第29話
懺悔の苦悩 一
翌日、私は仕事帰りにカノンの部屋に寄った。
彼女はキッチンに立って簡単な料理を作っていた。
「ごめん、夕食時だったんだな」
「いいのよ、あなたも食べて帰れば良いわ。簡単なものしか作らないから物足りないかもしれないけど」
カノンはコンビーフとジャガイモを炒めたものとミートソースのスパゲティ、そしてトマトとレタスと細かくちぎった食パンの上に温泉卵を乗せたシーザーサラダを作っていた。
「このお鍋や食器はウイークリーマンションの備え付けのものなのよ。あまり種類もないし、近くにスーパーもない場所だから凝ったものは作れないの」
ガラステーブルに料理を並べながら彼女は説明した。
「それじゃ俺のゲストハウスと同じだな。鍋とか調理器具や食器なんかはすべて支給なんだけど、そんなに種類がたくさんあるわけじゃない。でもこの料理すごく美味しいよ。ワインにピッタリだな」
料理は本当に美味しかった。
料理が出来て素晴らしい美貌を持つ彼女を、夫はなぜか大切にしなかった。
生まれたばかりの赤ん坊が亡くなってしまったことが大きなショックだったとしても、彼女に対して性的暴力を繰り返したことが本当だとしたら、いったいどんな奴なのか私は早く会ってみたかった。
仕事のない日は家に閉じこもり、カノンを二階から降りて来させず、まるで家畜のような生活を強いてきたという。
おそらく自分勝手で傲慢な人物なのだろう。
彼女を自分の性癖の道具のように扱ってきたことが事実だとすれば、たとえ夫婦間のプライベートなことだとしても許しがたい行為だ。
事実、彼女は夫のもとを逃げてきたのだから。
私はワインを飲みながら様々考えていると無性に腹立たしくなってきた。
「ご主人とは外で会うより家を訪ねたほうがいいかな?」
「どうだろう・・・家だと遠慮なしにあなたに暴言を吐いたり暴力を振るうかもしれないわ。だから、ホテルの喫茶コーナーとか周りにある程度人がいたほうがいいかも知れない」
「そうだな、東京タワーのてっぺんででも会うか」
「何言ってるのよ。でも、くれぐれも気をつけてね。無茶なことをする人じゃないんだけど、あの人、赤ちゃんが亡くなってから人が変わってしまったのよ。昔は無口で優しい人だったのだけど」
私はゆっくりとワインを飲みながら考えた。
私はこれまでも何度か他人が抱えている問題に首を突っ込み、その解決方法や作戦を考える機会があった。
街金時代はサラ金などに多額の借金を抱えた何人かの債務整理に奔走したこともあるし、交通事故の示談に取り入ったこともある。
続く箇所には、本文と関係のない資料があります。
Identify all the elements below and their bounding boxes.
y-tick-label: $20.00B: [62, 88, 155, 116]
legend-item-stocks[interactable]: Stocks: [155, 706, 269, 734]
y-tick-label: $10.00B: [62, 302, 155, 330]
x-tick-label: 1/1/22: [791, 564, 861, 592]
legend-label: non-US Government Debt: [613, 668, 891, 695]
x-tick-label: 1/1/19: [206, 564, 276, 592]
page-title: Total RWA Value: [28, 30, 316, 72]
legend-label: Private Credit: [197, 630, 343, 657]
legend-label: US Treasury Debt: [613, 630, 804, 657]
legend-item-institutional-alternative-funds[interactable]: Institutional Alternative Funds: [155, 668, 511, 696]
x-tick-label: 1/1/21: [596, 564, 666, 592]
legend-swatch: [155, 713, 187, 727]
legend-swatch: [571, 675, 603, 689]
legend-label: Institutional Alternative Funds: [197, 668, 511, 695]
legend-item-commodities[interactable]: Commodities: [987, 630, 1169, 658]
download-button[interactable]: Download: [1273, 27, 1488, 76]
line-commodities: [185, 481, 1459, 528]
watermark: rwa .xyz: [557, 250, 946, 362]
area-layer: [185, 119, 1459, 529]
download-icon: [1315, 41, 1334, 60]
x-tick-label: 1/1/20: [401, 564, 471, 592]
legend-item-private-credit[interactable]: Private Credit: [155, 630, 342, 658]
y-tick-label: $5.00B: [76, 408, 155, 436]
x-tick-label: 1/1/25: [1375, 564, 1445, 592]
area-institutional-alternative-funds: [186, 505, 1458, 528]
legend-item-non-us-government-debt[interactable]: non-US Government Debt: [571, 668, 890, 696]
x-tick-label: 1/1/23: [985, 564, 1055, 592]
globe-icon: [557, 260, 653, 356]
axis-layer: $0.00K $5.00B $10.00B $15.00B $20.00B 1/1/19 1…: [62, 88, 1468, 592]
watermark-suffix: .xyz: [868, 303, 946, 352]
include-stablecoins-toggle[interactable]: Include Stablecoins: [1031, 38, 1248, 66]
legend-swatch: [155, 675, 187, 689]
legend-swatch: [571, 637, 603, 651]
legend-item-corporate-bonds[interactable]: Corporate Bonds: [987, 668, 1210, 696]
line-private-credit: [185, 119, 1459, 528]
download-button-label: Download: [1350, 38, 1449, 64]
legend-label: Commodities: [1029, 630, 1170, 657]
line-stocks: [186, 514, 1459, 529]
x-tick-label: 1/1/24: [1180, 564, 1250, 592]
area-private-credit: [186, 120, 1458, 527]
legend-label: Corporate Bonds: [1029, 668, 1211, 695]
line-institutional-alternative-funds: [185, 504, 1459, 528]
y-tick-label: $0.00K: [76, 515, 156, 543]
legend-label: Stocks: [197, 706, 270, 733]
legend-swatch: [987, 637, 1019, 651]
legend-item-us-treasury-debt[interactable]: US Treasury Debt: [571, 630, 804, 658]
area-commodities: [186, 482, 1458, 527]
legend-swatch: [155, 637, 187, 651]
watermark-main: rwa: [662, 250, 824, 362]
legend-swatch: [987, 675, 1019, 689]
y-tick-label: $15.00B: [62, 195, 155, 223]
極めつけは三年前の今頃、私は律子の兄の件で上場企業を相手に示談金を奪い取ってやろうと立ち回っていたのだ。
お節介な性格は生まれつきである。
「カノン、俺と君が公園で最初に会ってどれくらい経つのかな?」
「まだ一ヶ月半ほどじゃない?不思議ね」
「本当に不思議だな。もうずいぶん前から君を知っているような気がするよ。知り合ってからが濃厚すぎる」
「そうね」
私はワインを飲み続けた。その酔いが次第に気持ちを大きくさせた。
今ここから彼女の夫に電話をかけてもかまわないと思った。
「本当にいいんだね」
「何が?」
「離婚届にサインしてもらって、完全に別れることがだよ。ダンナに未練はないだろうな。十年近くも夫婦だったんだろ?」
「馬鹿なこと言わないで。私、何もかも置いて彼から逃げてここにたどり着いたのよ。未練なんてあると思っているの?キチンと別れたいの」
カノンは言葉の途中から少し興奮した顔で言った。
「今ここから電話してもかまわないんだが、どうかな?」
「えっ、今?」
「嫌かな?」
「いいけど・・・」
「物事は早いほうがいいからな」
「そうね」
カノンは不安そうな表情で呟くように言った。
私はバッグから携帯電話を取り出した。
「まず自宅にかけるよ」
「うん」
私は井上氏の自宅の電話番号をゆっくりと入力して発信ボタンをプッシュした。
カノンは緊張した面持ちで私の手元を見ていた。